This makes no sense. The coefficient can't be a function of x. Did you forget to evaluate at \(\displaystyle \pi\) and \(\displaystyle -\pi\)?

cos(ax) is an even function- it will have **no** "sin(nx)" terms in it.
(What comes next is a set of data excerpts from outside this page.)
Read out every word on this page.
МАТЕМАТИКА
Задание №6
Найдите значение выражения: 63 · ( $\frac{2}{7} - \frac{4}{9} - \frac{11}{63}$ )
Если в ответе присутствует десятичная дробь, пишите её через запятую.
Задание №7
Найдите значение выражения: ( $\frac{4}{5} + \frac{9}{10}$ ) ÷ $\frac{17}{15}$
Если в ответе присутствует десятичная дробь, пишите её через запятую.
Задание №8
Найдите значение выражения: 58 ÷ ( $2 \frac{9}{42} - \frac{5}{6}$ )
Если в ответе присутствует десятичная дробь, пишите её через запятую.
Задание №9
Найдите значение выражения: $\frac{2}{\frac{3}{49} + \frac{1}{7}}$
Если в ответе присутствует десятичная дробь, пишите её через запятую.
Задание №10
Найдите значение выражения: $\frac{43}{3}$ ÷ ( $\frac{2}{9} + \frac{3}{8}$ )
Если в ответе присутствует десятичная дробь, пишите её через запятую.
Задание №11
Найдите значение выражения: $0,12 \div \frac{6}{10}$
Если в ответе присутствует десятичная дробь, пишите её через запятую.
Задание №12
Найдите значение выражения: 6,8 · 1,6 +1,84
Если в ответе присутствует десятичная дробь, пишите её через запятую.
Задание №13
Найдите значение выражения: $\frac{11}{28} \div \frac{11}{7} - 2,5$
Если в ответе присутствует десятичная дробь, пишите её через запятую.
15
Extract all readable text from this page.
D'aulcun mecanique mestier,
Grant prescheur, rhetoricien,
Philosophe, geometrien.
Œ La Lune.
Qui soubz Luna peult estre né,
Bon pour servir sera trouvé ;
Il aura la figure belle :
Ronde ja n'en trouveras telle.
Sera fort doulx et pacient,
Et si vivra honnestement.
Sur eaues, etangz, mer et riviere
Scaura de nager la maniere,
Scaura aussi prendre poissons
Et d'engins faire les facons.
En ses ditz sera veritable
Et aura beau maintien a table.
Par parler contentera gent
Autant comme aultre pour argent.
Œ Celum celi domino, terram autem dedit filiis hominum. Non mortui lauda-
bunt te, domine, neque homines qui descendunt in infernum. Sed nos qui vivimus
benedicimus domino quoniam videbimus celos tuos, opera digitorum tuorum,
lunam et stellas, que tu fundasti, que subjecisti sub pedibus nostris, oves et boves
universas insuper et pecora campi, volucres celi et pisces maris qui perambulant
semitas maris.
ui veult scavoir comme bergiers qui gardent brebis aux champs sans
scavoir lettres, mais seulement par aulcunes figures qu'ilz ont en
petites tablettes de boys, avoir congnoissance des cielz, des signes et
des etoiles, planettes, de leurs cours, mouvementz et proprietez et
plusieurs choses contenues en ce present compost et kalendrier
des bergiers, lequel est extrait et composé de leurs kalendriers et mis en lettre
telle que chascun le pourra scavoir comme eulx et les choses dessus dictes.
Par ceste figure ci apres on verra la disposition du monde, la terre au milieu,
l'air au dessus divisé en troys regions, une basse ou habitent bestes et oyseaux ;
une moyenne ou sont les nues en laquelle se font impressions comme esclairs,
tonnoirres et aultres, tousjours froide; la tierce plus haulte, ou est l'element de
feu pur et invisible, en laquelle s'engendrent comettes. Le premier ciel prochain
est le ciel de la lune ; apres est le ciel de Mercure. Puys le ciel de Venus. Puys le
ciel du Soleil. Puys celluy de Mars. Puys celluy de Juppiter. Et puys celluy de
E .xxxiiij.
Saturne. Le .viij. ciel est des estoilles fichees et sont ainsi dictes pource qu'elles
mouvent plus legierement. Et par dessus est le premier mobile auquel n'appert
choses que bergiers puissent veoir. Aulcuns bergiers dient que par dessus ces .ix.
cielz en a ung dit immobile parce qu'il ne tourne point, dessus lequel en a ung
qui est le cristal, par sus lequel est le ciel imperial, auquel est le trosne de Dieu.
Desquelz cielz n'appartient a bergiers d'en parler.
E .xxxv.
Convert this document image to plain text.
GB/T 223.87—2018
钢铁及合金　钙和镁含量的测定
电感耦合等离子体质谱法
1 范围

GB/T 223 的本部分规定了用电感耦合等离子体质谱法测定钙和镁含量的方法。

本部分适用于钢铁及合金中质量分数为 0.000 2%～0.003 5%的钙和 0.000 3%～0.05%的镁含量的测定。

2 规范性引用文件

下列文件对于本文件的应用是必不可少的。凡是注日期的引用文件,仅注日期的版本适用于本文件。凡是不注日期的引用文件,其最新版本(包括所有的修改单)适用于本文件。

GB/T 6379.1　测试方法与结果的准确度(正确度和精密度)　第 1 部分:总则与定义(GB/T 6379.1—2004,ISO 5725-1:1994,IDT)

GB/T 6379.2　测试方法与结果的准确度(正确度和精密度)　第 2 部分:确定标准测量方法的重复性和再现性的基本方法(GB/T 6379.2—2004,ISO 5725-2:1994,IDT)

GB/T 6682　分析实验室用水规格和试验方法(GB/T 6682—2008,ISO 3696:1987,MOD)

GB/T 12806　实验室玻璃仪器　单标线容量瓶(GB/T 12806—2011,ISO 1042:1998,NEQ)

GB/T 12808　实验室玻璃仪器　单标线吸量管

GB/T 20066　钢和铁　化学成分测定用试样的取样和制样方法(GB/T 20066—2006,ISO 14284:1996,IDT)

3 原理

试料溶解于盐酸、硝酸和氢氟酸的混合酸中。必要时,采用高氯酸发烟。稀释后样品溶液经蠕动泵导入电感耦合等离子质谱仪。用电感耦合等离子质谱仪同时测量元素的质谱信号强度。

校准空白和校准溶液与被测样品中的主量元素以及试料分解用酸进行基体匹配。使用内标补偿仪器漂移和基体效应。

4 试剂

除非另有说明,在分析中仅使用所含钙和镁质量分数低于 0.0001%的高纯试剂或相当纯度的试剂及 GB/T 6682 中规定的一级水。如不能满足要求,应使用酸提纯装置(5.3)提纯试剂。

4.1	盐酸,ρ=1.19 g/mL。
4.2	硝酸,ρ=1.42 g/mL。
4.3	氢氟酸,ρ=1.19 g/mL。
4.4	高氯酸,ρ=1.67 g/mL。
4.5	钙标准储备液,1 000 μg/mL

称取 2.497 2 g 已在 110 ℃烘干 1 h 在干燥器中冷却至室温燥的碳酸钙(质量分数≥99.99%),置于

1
The coefficient of cos(nx) will be

\(\displaystyle \frac{1}{\pi}\int_{-\pi}^{\pi} cos(ax) cos(nx) dx=\)\(\displaystyle \frac{1}{2\pi}\left(\int_{-\pi}^\pi cos((n+a)x)dx+ \int_{-\pi}^\pi cos(n- a)x dx\right)\)

for n> 0.

The n= 0 term is \(\displaystyle \frac{1}{2\pi}\int_{-pi}^{\pi} cos(ax)dx\).

As I said above, all coefficients of "sin(nx)" will be 0.

You can also use by-parts here.

\(\displaystyle C_n= \frac{1}{\pi}\int_{-\pi}^{\pi} cos(ax) cos(nx) dx \)

\(\displaystyle U = cos(ax) \) and \(\displaystyle dV = cos(nx)dx \)

\(\displaystyle du = -asin(ax) \) and \(\displaystyle V= \frac{ sin(nx) }{n} \)

\(\displaystyle \frac{1}{\pi}\int_{-\pi}^{\pi} cos(ax) cos(nx) dx = \frac{a}{\pi} [ \frac{ sin(nx)cos(ax) }{n} + \frac{a}{n} \int_{-\pi}^{\pi} sin(ax)sin(nx) dx] \)

\(\displaystyle \frac{a^2}{n \pi} [ \int_{-\pi}^{\pi} sin(ax)sin(nx) dx] \)

\(\displaystyle U = sin(ax) \) and \(\displaystyle dV = sin(nx) dx \)

\(\displaystyle du = acos(ax) \) and \(\displaystyle V= - \frac{ cos(nx) }{n} \)

\(\displaystyle \frac{a^2}{n \pi} [ \int_{-\pi}^{\pi} sin(ax)sin(nx) dx] = \frac{a^2}{n \pi} [ -\frac{ cos(nx)sin(ax) }{n} + \frac{1}{n} \int_{-\pi}^{\pi} cos(ax)cos(nx)dx ] \)

\(\displaystyle

C_n = \frac{a^2}{n \pi} [ -( \frac{ (-1)^n sin(a \pi ) }{n} - \frac{ (-1)^n sin(- a \pi ) }{n} ) + \frac{ \pi }{n} C_n] \)

\(\displaystyle

C_n = \frac{a^2}{n^2 \pi} [ -2 (-1)^n sin(a \pi ) + \pi C_n] \)

\(\displaystyle C_n (1 - \frac{a^2}{n^2} ) = -2 (-1)^n sin(a \pi ) \)

\(\displaystyle C_n = - \frac{ 2 (-1)^n sin(a \pi ) } { (1 - \frac{a^2}{n^2 } ) } \)

I'm fairly certain I've missed something or forgot something major (spidy sense is tingling...).